A MOURA ENCANTADA QUE APARECIA DE MADRUGADA EM MONSARAZ

 

A lenda da moura encantada que aparecia de madrugada em Monsaraz 


História, lendas e tradições da Vila de Monsaraz 



Quando em 1232 a Vila de Monsaraz foi reconquistada, muitos mouros encantaram as filhas, porque sabiam que não escapavam às mãos dos Cristãos, dos quais, se podiam tornar escravas, por isso, existem muitas mouras encantadas e tesouros na Vila de Monsaraz! 

Há cerca de quinhentos anos, durante as madrugadas aparecia uma rapariga trigueirinha a deambular pelas ruas de Monsaraz, os moradores que tinham de sair cedo para trabalhar cruzavam-se com ela, cumprimentavam-na, mas como não a conheciam não metiam conversa com ela! Esta situação começou a ser falada pela Vila, mas ninguém tinha explicação sobre quem era, de onde vinha e onde se recolhia, uma vez que, durante o dia não era vista! 

O tempo foi passando e como ela andava quase sempre na mesma rua, encontrava-se todas as madrugadas com o Manuel Fragoso, até que ele meteu conversa com ela: 

Manuel: Bom dia! A menina não é daqui, pois não? Então de onde é que é?

Moura: Bom dia! Sou, sou, sou daqui, mas não sou de agora! Nasci aqui e sempre tenho estado aqui! 

Manuel: Essa agora! Não percebi nada! Mas é daqui? Ou não é daqui? Não entendo nada! Então, se é daqui é filha de quem? 

Moura: Não conhece os meus pais, moravam aqui nesta rua, naquela casa, mas já há muitos anos! 

Manuel: Ah eram daqui, mas abalaram! Já não são do meu tempo! Então e a menina agora voltou para cá? E mora onde?

Moura: Não voltei, estive sempre aqui, porque eu sou uma moura encantada, quando vieram os cristãos o meu pai encantou-me e ainda hoje estou aqui à espera do desencantamento! 

Manuel: Ai, ai, ai! Oh menina, não mangue comigo, eu acredito lá em mouras encantadas! Isso são contos para os gaiatos! Olhe, passe bem que  já estou atrasado para o trabalho, se me descuido ainda levo algum puxão de orelhas do meu patrão! 

O Manuel apressou-se a caminho do trabalho, mas a conversa com a rapariga não não lhe saia da cabeça!
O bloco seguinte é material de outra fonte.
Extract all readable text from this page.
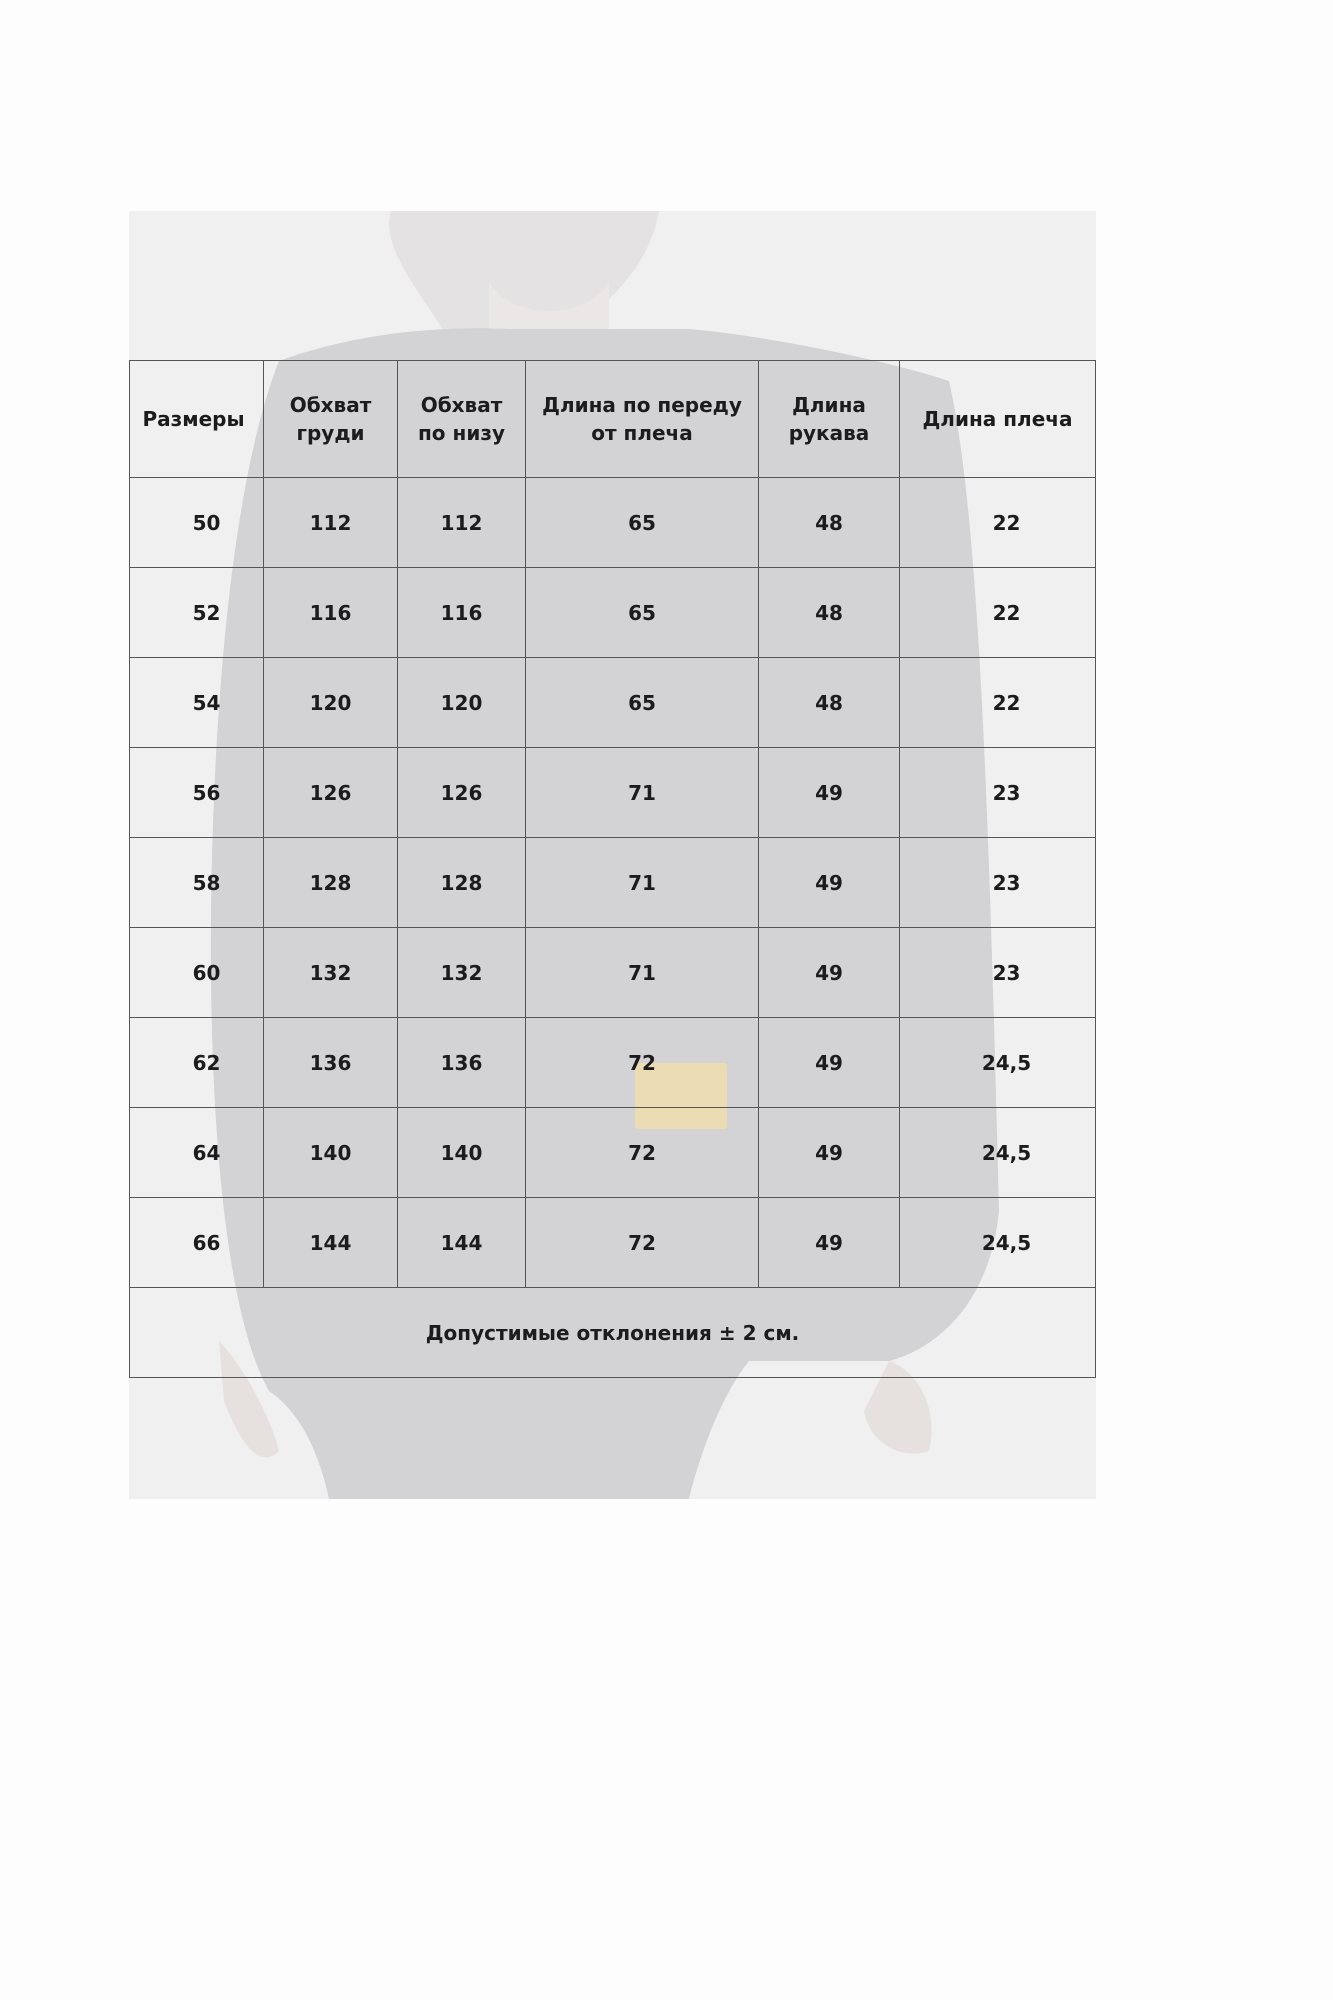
Размеры	Обхват груди	Обхват по низу	Длина по переду от плеча	Длина рукава	Длина плеча
50	112	112	65	48	22
52	116	116	65	48	22
54	120	120	65	48	22
56	126	126	71	49	23
58	128	128	71	49	23
60	132	132	71	49	23
62	136	136	72	49	24,5
64	140	140	72	49	24,5
66	144	144	72	49	24,5
Допустимые отклонения ± 2 см.					
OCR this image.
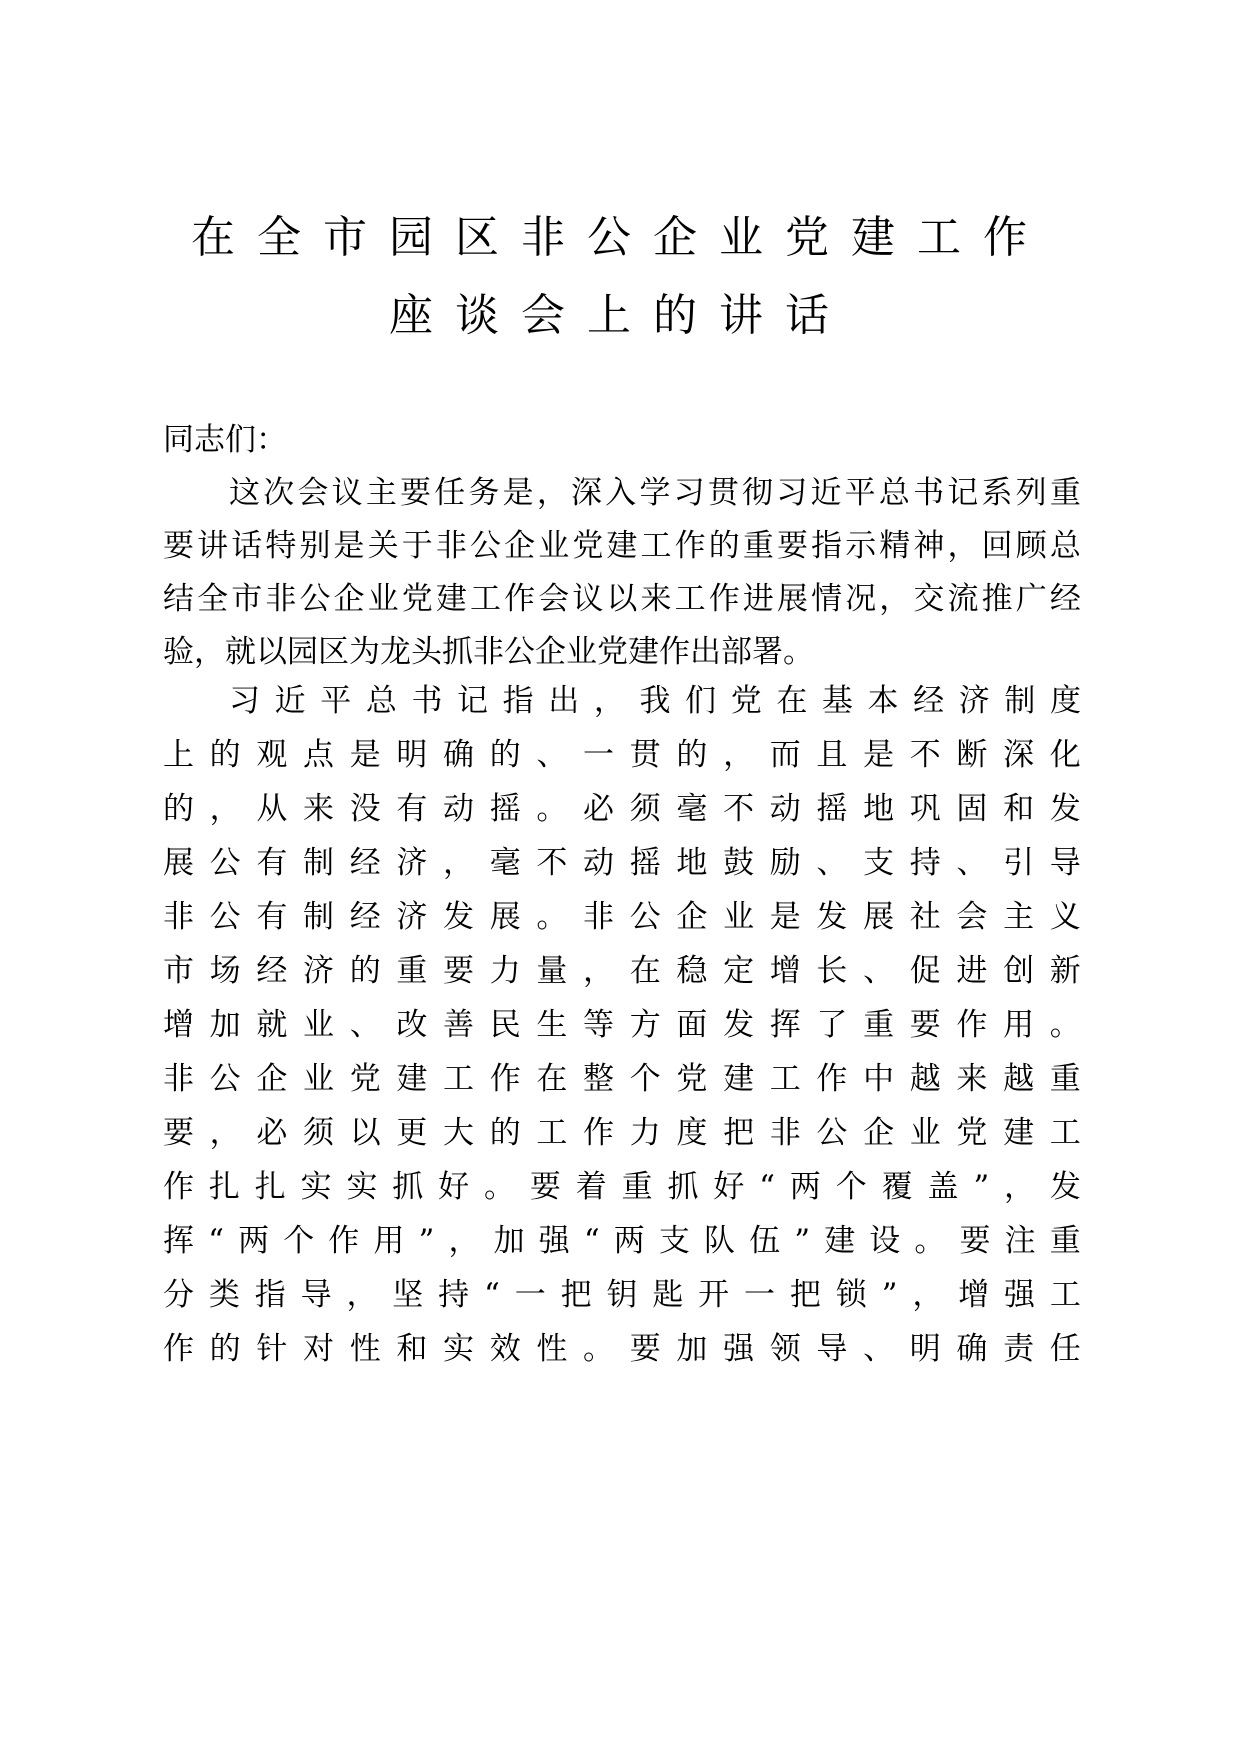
在全市园区非公企业党建工作
座谈会上的讲话
同志们：
这 次 会 议 主 要 任 务 是 ， 深 入 学 习 贯 彻 习 近 平 总 书 记 系 列 重
要 讲 话 特 别 是 关 于 非 公 企 业 党 建 工 作 的 重 要 指 示 精 神 ， 回 顾 总
结 全 市 非 公 企 业 党 建 工 作 会 议 以 来 工 作 进 展 情 况 ， 交 流 推 广 经
验，就以园区为龙头抓非公企业党建作出部署。
习 近 平 总 书 记 指 出 ， 我 们 党 在 基 本 经 济 制 度
上 的 观 点 是 明 确 的 、 一 贯 的 ， 而 且 是 不 断 深 化
的 ， 从 来 没 有 动 摇 。 必 须 毫 不 动 摇 地 巩 固 和 发
展 公 有 制 经 济 ， 毫 不 动 摇 地 鼓 励 、 支 持 、 引 导
非 公 有 制 经 济 发 展 。 非 公 企 业 是 发 展 社 会 主 义
市 场 经 济 的 重 要 力 量 ， 在 稳 定 增 长 、 促 进 创 新
增 加 就 业 、 改 善 民 生 等 方 面 发 挥 了 重 要 作 用 。
非 公 企 业 党 建 工 作 在 整 个 党 建 工 作 中 越 来 越 重
要 ， 必 须 以 更 大 的 工 作 力 度 把 非 公 企 业 党 建 工
作 扎 扎 实 实 抓 好 。 要 着 重 抓 好 “ 两 个 覆 盖 ” ， 发
挥 “ 两 个 作 用 ” ， 加 强 “ 两 支 队 伍 ” 建 设 。 要 注 重
分 类 指 导 ， 坚 持 “ 一 把 钥 匙 开 一 把 锁 ” ， 增 强 工
作 的 针 对 性 和 实 效 性 。 要 加 强 领 导 、 明 确 责 任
No dia seguinte cruzou-se, novamente com a moura, mas apenas a cumprimentou, bom dia e não parou! Como a situação se repetia todas as madrugadas o Manuel decidiu meter conversa com a moura: 

Manuel: Olhe lá menina, então se é uma moura encantada, pode dizer-me o que é preciso fazer para a desencantar? 

Moura: Posso, sim posso! O meu desencantamento passa por um caminho muito perigoso, por isso, é que ainda ando aqui na Vila de Monsaraz! 

Manuel: Não digo que não! Mas diga lá, pode ser que eu possa ajudar,  já me custa vê-la aqui neste sofrimento todas as madrugadas! 

Moura: Sabe que, o homem que fizer o meu desencantamento, tem de me acompanhar durante a noite, desde esta rua até a margem esquerda do Rio Guadiana quando ele for com cheia e levar duas lamparinas de azeite acesas até lá, se chegarmos à outra margem com as duas lamparinas acesas eu fico desencantada e o homem recebe um cofre com o tesouro da minha família e fica rico, mas se alguma das lamparinas se apagar no barco ele afunda-se, não há desencantamento, o homem morre afogado e até hoje já lá ficaram três que tentaram desencantar-me, por isso eu ainda aqui ando! 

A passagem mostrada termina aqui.